Semantic differences of Key columns across models
The Duplicate, Aggregate, and Unique models all specify Key columns at table creation time, but their semantics differ:
| Model | Role of the Key columns |
|---|---|
| Duplicate | Acts only as "sort columns"; does not provide unique identification |
| Aggregate, Unique | Acts as both "sort columns" and "unique identification columns"; these are Key columns in the true sense |
Limitations of the Aggregate model
The Aggregate model exposes the final aggregated data to the outside. In other words, any data that has not yet been aggregated (for example, data belonging to two different load batches) must be made consistent through some mechanism before being exposed.
Example of consistency guarantees
Assume the following table schema:
| ColumnName | Type | AggregationType | Comment |
|---|---|---|---|
| user_id | LARGEINT | User ID | |
| date | DATE | Data load date | |
| cost | BIGINT | SUM | Total user spend |
The storage engine already contains data from two load batches:
batch 1
| user_id | date | cost |
|---|---|---|
| 10001 | 2017/11/20 | 50 |
| 10002 | 2017/11/21 | 39 |
batch 2
| user_id | date | cost |
|---|---|---|
| 10001 | 2017/11/20 | 1 |
| 10001 | 2017/11/21 | 5 |
| 10003 | 2017/11/22 | 22 |
As you can see, the data for user 10001 across the two load batches has not yet been aggregated. To ensure that users can only see the final aggregated data shown below:
| user_id | date | cost |
|---|---|---|
| 10001 | 2017/11/20 | 51 |
| 10001 | 2017/11/21 | 5 |
| 10002 | 2017/11/21 | 39 |
| 10003 | 2017/11/22 | 22 |
Doris adds an aggregation operator in the query engine to guarantee data consistency to the outside.
Semantic pitfall of inconsistent aggregation queries
When running an aggregation query on a Value column with an aggregation type different from the declared one, pay attention to semantics. For example:
SELECT MIN(cost) FROM table;
The result is 5, not 1.
count(*) query overhead
The consistency mechanism of the Aggregate model significantly reduces query efficiency in certain queries. The most typical case is the count(*) query:
SELECT COUNT(*) FROM table;
In other databases, this kind of query returns very quickly. Implementations such as "counting rows during loading and storing the count statistic" or "scanning only one column at query time to obtain the count" can produce the result with very small overhead. In the Doris Aggregate model, however, this query is very expensive.
Using the data above as an example, the final aggregated result is:
| user_id | date | cost |
|---|---|---|
| 10001 | 2017/11/20 | 51 |
| 10001 | 2017/11/21 | 5 |
| 10002 | 2017/11/21 | 39 |
| 10003 | 2017/11/22 | 22 |
The correct result of SELECT COUNT(*) FROM table; should be 4. However:
- Scanning only the
user_idcolumn with query-time aggregation yields3(10001, 10002, 10003), which is incorrect. - Scanning only the
user_idcolumn without query-time aggregation yields5(5 rows total across both batches), which is incorrect.

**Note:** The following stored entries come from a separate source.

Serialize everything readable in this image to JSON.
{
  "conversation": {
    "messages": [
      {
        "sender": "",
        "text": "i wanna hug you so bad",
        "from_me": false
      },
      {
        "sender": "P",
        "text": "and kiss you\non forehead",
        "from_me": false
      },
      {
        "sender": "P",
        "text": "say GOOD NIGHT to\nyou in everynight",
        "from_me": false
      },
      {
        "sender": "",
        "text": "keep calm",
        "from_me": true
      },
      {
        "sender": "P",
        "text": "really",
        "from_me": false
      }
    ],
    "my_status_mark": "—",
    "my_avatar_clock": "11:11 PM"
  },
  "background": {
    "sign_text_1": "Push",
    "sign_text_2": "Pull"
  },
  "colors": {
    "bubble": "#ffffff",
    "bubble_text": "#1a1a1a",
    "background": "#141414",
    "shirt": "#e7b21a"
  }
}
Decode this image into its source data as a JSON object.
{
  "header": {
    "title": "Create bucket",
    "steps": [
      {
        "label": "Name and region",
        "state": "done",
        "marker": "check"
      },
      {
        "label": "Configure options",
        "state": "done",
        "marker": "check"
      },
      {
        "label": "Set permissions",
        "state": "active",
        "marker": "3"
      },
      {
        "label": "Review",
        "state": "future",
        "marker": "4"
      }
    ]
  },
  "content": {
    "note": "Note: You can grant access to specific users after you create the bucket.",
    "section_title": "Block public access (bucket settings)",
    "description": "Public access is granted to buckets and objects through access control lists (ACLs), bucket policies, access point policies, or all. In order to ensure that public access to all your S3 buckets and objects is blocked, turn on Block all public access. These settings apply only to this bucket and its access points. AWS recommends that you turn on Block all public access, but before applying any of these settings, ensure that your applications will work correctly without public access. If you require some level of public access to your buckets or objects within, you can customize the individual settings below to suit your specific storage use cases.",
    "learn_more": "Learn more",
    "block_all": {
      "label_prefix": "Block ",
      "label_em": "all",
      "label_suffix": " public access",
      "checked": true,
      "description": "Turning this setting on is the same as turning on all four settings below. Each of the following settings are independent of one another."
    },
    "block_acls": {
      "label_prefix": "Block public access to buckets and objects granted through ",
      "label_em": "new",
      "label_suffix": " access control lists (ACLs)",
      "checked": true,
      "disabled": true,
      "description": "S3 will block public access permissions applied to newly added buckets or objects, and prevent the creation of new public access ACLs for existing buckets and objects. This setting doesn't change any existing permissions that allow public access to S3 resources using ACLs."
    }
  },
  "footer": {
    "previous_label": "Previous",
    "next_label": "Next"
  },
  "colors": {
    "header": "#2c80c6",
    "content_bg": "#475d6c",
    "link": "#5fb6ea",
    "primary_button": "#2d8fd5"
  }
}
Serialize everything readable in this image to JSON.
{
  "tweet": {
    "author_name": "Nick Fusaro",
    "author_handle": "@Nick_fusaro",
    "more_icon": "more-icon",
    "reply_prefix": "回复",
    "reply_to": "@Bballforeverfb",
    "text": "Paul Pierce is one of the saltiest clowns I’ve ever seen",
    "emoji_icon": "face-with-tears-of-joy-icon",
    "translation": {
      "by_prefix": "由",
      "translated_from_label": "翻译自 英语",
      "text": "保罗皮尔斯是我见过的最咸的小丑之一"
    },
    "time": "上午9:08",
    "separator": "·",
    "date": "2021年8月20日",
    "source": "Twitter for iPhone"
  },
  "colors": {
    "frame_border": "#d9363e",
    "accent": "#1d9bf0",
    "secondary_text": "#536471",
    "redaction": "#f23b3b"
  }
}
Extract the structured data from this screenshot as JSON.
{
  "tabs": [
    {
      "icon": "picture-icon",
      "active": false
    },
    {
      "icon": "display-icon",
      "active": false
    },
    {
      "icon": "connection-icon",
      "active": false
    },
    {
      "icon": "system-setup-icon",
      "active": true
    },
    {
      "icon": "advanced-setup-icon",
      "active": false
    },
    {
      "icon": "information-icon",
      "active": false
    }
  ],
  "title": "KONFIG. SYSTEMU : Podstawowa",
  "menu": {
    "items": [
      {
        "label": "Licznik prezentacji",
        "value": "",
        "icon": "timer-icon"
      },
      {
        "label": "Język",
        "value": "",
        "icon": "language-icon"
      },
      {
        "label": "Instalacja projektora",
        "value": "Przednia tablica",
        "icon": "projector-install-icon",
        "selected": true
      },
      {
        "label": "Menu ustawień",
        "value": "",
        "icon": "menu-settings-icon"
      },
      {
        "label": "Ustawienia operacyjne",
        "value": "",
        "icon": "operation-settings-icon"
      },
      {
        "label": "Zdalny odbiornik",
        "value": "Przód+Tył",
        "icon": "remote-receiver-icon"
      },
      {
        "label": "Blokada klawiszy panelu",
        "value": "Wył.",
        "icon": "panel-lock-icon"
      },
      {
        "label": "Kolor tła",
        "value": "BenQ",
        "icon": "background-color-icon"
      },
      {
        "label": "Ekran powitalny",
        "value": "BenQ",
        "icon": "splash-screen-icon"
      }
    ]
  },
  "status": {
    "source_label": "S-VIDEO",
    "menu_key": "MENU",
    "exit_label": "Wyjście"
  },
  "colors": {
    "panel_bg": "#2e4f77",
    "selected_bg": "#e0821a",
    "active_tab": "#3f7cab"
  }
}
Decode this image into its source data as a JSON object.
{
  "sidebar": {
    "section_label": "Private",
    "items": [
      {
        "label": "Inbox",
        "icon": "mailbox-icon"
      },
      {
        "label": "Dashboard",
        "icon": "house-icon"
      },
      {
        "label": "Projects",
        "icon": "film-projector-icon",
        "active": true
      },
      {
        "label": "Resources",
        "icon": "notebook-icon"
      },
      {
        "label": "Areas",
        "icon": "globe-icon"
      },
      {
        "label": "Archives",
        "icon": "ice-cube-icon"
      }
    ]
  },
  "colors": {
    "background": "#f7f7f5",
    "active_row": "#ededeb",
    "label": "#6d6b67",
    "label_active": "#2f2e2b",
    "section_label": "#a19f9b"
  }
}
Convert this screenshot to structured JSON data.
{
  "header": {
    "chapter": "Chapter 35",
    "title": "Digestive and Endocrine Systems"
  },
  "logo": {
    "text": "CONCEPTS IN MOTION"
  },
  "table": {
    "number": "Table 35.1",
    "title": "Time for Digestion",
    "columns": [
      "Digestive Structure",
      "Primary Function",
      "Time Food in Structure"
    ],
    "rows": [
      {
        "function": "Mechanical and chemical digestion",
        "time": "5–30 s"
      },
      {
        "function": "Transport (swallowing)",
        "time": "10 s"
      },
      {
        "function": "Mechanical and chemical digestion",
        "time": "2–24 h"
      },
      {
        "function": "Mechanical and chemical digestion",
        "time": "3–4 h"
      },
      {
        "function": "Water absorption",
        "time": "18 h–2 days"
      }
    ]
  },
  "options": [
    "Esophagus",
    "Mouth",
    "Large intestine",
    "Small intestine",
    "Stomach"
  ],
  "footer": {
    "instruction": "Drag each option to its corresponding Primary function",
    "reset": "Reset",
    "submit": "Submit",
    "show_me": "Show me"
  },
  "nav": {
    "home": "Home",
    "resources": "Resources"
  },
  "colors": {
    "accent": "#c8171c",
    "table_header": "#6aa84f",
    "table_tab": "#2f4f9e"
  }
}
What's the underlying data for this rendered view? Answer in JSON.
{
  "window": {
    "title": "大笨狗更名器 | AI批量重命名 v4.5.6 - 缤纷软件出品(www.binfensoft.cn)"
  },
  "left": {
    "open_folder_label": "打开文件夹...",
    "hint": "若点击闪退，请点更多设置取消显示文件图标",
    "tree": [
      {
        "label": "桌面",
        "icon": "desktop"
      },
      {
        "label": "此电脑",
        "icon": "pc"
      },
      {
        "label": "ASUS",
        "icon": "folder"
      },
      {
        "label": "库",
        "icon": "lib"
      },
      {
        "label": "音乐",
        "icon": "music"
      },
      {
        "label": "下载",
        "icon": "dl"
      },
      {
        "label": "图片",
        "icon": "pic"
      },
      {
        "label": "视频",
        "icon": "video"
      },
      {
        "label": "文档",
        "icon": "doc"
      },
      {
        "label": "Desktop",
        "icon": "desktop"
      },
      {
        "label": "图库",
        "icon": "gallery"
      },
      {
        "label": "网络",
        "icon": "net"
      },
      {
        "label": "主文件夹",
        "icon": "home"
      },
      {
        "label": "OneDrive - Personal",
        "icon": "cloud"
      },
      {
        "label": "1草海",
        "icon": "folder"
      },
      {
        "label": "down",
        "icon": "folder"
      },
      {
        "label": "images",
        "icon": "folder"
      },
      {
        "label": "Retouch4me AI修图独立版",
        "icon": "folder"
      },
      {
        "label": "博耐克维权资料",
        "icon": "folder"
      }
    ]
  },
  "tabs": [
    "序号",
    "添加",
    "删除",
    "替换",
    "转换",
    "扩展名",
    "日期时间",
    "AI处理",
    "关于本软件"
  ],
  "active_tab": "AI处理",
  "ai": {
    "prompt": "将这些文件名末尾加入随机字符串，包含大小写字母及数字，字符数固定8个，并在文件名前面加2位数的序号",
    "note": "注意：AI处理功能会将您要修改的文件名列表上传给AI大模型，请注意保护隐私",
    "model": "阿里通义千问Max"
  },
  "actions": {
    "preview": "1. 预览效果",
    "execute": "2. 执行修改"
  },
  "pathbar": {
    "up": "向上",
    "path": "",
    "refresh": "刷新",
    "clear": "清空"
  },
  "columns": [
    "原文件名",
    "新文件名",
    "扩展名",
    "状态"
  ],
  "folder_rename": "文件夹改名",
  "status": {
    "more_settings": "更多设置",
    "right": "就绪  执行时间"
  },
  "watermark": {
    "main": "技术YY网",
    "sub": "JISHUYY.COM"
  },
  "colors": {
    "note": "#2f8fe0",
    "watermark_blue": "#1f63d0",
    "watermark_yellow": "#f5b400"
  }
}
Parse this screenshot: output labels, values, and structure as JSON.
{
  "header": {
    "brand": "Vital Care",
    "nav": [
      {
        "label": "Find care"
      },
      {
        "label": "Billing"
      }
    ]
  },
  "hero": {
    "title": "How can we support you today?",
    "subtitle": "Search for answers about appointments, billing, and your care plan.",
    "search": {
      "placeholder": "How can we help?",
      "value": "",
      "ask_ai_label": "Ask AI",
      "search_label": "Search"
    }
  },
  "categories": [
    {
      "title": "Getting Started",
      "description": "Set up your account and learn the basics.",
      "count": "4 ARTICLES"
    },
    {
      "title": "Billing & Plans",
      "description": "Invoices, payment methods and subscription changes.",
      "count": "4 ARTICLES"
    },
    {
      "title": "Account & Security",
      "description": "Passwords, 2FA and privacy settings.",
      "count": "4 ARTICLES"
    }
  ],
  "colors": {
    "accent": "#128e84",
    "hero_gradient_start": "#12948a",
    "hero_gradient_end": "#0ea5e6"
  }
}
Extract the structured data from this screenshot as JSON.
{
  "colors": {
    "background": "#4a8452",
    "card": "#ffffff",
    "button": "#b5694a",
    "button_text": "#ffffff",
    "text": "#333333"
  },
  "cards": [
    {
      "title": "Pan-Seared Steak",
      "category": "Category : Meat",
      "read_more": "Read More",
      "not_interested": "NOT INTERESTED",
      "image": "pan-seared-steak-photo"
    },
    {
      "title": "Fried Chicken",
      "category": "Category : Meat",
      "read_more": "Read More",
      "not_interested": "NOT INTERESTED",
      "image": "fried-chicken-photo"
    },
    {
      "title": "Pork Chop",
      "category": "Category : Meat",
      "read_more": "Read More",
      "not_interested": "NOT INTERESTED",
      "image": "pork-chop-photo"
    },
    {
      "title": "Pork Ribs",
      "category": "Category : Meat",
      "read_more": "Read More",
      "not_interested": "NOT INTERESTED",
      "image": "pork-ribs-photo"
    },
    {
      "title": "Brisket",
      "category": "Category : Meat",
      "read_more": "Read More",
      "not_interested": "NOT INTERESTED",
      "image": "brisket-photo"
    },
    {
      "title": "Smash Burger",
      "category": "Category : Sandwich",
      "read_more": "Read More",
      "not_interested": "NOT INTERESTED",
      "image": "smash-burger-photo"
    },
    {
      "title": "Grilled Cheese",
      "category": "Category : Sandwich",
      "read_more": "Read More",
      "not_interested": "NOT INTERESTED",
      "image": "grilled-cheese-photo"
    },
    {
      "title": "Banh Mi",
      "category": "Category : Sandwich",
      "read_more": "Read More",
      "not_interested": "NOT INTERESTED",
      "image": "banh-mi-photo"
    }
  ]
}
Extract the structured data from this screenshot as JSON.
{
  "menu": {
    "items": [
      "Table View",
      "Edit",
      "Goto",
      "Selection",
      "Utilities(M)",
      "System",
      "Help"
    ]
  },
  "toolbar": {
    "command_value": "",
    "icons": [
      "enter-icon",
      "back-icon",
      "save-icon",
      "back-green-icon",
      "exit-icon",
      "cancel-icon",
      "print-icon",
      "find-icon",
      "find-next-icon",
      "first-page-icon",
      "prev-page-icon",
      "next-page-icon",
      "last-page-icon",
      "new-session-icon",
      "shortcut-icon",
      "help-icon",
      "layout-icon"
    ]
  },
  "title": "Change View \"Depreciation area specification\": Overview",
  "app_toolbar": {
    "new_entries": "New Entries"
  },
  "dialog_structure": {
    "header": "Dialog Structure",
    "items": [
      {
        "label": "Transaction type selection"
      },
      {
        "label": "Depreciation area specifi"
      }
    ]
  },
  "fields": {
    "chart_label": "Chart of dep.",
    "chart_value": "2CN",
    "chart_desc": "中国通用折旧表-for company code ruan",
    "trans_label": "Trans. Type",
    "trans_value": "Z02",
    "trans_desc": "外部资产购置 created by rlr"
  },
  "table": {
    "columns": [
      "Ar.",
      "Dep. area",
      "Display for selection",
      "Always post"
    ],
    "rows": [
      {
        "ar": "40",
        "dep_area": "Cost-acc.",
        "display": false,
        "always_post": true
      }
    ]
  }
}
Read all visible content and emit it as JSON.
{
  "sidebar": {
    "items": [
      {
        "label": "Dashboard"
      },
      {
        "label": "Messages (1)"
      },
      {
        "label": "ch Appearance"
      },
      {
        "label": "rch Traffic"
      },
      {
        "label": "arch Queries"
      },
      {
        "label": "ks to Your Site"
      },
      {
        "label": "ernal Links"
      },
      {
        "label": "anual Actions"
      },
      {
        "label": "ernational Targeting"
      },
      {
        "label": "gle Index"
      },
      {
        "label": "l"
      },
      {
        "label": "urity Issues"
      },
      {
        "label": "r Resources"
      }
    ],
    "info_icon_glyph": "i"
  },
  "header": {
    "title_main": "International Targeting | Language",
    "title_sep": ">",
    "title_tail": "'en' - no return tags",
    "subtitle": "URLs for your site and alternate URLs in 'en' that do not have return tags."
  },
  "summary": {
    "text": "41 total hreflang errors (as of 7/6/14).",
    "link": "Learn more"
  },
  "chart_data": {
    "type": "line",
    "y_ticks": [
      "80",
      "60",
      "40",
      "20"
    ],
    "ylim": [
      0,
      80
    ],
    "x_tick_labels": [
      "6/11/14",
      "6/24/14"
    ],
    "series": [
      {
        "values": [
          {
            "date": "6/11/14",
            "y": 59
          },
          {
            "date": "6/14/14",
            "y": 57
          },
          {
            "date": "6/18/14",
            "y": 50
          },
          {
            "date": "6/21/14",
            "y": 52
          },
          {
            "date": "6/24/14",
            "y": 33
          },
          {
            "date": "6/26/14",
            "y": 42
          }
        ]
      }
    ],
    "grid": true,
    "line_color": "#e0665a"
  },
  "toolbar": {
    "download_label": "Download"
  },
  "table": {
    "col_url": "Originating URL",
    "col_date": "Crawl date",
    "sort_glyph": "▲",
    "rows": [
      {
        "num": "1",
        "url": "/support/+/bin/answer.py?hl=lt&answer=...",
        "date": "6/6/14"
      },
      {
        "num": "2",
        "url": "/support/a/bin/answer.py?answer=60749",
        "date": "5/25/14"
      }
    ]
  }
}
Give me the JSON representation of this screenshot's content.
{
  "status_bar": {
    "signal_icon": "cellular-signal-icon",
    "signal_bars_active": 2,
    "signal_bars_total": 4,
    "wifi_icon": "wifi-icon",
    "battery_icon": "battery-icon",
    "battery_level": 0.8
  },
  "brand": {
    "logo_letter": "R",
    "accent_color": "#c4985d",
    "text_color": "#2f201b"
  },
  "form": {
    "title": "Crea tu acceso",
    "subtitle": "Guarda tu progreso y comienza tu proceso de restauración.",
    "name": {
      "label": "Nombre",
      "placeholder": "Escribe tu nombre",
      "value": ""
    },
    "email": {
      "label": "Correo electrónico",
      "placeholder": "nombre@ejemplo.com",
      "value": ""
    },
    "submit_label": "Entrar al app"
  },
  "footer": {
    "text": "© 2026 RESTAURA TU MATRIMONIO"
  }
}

To get the correct result, both user_id and date columns must be read, plus query-time aggregation, in order to return the correct result of 4. That is, for a count(*) query, Doris must scan all AGGREGATE KEY columns (user_id and date here) and aggregate them to get a semantically correct result. When there are many aggregate columns, the count(*) query has to scan a large amount of data.
count(*) performance optimization
When the workload contains frequent count(*) queries, add an extra column whose value is always 1 and aggregation type is SUM to simulate count(*). Modify the table schema in the previous example as follows:
| ColumnName | Type | AggregateType | Comment |
|---|---|---|---|
| user_id | BIGINT | User ID | |
| date | DATE | Data load date | |
| cost | BIGINT | SUM | Total user spend |
| count | BIGINT | SUM | Used to compute count |
When loading data, set the count column value to a constant 1. Then:
SELECT COUNT(*) FROM table;
-- equivalent to
SELECT SUM(count) FROM table;
The latter is much more efficient than the former.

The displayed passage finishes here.